Prove di calore circolare

Marta Abbà

Secondo Vertiv, i data center consumano circa il 3% dell’energia globale, meno di alcune industrie tradizionali e possono diventare un driver green. “Le nostre tecnologie rendono il liquid cooling un abilitatore di economia circolare afferma Maistro – L’acqua calda di ritorno può essere catturata e riutilizzata, trasformando lo scarto in risorsa”. Cita l’esempio di Brescia, dove A2A e Qarnot hanno inaugurato un data center liquid-cooled che recupera calore per il teleriscaldamento, soddisfacendo il fabbisogno di oltre 1.350 appartamenti ed evitando 3.500 tonnellate di CO₂ l’anno. Ricorda anche il data center Avalon 3 di Retelit che a Milano alimenta la rete A2A con calore recuperato, servendo migliaia di famiglie.

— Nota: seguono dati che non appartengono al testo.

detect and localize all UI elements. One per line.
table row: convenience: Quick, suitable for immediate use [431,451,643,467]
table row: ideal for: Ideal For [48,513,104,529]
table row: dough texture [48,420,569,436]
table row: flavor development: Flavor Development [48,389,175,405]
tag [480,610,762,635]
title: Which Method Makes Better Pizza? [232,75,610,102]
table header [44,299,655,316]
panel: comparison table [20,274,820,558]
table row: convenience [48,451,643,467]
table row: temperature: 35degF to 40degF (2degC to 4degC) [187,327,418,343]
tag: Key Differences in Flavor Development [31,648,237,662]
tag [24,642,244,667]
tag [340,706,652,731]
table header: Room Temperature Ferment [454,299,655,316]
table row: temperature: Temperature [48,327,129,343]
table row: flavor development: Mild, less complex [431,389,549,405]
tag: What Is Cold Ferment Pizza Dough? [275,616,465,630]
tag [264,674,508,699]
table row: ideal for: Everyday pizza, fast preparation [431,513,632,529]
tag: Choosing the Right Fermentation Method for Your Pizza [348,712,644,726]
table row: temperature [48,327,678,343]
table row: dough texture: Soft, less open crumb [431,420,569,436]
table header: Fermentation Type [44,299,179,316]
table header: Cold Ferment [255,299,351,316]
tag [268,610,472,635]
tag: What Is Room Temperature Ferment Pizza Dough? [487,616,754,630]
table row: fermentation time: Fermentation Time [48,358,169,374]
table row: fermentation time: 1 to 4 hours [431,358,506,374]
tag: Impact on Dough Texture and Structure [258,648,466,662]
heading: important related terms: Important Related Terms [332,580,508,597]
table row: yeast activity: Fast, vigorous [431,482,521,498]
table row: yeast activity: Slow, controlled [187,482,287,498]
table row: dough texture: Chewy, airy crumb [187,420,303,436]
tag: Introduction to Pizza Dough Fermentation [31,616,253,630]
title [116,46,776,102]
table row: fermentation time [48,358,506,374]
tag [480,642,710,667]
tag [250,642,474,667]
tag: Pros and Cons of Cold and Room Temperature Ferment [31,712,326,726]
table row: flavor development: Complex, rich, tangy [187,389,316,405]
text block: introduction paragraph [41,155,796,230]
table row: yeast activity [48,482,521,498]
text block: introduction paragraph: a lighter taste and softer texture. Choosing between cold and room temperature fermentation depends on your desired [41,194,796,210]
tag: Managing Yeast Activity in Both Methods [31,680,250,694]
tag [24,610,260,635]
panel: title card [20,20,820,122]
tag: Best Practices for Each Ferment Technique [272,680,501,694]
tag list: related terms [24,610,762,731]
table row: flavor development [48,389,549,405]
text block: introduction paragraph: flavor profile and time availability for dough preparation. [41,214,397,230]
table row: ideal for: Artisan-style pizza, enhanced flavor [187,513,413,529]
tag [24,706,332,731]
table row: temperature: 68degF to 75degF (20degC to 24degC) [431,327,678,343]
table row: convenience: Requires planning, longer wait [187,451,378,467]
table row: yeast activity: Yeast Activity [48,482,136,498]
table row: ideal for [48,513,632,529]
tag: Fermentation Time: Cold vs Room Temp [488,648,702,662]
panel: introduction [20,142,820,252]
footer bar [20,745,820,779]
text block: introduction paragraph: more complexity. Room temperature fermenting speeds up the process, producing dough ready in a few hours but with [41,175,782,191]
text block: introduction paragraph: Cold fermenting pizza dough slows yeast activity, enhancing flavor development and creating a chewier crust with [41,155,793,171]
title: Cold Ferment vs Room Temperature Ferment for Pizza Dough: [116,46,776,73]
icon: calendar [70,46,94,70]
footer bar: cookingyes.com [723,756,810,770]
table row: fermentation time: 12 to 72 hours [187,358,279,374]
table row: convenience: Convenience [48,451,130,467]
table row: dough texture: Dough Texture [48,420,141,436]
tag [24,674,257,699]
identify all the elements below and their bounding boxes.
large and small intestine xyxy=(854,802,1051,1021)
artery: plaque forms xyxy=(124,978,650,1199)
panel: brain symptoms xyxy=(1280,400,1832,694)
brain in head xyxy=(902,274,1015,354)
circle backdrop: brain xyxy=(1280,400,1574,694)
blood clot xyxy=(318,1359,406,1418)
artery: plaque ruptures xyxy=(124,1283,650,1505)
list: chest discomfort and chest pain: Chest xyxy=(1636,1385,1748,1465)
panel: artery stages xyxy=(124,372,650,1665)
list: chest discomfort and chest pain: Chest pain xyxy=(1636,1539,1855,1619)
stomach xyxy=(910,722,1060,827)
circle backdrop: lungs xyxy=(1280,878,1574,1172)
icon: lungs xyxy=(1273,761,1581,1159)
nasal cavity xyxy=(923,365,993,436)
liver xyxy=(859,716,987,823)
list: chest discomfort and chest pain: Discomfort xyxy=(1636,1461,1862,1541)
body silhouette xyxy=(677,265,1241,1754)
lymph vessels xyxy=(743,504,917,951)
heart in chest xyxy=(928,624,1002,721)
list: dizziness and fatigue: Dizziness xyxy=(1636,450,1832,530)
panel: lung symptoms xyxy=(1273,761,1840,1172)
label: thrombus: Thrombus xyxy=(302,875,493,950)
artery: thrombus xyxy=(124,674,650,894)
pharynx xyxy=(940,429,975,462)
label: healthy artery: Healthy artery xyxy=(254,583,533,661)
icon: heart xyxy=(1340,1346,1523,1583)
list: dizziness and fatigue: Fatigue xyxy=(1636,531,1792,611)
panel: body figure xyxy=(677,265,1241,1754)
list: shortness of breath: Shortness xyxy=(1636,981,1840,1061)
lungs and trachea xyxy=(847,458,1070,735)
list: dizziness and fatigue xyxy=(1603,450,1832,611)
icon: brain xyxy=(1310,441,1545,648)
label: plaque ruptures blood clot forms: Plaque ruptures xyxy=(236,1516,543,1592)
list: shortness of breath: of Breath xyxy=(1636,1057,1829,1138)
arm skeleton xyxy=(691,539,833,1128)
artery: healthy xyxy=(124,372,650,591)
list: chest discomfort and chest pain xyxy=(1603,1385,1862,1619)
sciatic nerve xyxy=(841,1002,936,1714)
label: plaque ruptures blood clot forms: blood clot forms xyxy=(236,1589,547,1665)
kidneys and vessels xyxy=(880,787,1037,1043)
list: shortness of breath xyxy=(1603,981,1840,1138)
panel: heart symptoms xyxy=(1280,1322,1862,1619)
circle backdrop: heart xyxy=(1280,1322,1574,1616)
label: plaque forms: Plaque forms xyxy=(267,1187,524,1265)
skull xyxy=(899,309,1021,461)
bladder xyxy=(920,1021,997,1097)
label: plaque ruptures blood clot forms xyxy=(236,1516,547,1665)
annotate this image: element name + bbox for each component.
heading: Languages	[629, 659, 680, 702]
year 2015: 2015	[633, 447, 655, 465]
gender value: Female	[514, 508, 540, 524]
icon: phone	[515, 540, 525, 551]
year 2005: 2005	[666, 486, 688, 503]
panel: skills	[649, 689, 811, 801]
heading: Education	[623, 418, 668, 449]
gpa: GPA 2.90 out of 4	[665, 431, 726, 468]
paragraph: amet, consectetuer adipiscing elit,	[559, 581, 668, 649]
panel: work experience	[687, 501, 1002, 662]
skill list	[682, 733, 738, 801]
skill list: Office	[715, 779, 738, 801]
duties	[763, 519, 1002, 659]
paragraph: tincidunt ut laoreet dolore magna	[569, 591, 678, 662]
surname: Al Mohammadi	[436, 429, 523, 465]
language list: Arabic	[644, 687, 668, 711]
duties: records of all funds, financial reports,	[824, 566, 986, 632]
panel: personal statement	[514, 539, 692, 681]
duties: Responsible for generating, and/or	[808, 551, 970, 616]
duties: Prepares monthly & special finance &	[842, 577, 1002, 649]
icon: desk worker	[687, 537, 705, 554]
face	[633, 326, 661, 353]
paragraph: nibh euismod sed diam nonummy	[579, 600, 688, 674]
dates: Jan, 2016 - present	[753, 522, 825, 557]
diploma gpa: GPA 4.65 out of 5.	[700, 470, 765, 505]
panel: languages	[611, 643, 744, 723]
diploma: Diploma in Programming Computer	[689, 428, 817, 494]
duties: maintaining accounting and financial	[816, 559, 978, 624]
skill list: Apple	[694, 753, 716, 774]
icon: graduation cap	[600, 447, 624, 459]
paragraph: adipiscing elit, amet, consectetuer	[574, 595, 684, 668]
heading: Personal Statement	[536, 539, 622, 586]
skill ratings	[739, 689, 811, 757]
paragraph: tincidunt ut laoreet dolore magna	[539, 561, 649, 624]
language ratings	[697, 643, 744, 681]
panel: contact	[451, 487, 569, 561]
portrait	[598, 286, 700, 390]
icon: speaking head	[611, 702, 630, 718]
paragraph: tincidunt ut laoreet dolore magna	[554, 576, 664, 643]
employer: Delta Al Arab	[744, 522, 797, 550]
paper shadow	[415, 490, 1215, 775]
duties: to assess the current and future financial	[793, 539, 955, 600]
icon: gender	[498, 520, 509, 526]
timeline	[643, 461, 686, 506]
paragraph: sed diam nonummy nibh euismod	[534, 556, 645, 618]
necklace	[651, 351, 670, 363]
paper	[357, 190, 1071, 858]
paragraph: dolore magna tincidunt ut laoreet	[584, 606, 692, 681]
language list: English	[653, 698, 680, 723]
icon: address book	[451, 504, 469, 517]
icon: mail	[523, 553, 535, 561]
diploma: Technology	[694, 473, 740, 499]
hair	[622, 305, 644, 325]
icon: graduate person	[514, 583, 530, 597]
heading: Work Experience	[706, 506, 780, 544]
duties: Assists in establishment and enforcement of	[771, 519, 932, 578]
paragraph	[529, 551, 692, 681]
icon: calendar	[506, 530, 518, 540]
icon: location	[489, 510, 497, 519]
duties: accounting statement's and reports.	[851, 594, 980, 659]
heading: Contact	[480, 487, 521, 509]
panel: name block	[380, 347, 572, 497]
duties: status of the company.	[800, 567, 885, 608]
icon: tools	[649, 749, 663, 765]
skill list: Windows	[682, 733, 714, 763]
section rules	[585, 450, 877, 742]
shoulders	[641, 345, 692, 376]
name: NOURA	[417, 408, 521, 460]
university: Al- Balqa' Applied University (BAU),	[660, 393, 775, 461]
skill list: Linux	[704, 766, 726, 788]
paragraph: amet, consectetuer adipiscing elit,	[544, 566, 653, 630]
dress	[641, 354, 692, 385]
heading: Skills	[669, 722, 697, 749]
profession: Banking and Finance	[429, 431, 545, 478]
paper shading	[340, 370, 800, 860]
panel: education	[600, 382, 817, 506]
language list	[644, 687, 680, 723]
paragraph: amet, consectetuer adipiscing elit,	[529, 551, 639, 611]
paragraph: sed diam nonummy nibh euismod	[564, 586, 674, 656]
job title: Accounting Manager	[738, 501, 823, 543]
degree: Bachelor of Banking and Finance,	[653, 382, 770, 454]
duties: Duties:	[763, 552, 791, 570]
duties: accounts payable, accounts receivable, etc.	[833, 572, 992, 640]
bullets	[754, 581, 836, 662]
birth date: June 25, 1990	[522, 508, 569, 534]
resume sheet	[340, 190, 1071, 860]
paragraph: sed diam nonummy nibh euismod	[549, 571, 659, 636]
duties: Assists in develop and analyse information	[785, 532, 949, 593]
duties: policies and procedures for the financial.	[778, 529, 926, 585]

Nel nuovo panorama in fase di definizione, Vertiv mira a fare in modo che “il data center del futuro non sia solo un nodo digitale, ma un attore attivo dell’ecosistema energetico locale” spiega Maistro. E, dato che il calcolo si sta spostando sempre di più verso l’edge AI (mercato da 20,78 miliardi di dollari nel 2024 a 66,47 nel 2030), sarò sempre più necessario garantire potenza in siti remoti e monitoraggio a distanza. Alle sfide già note, si aggiunge quindi anche quella di allineare le ubicazioni con infrastrutture energetiche. Il futuro resta incerto e in continua evoluzione, ma nella pianura veneta si continuano a progettare pezzi di un futuro inevitabilmente AI based cercando di non farsi cogliere impreparati.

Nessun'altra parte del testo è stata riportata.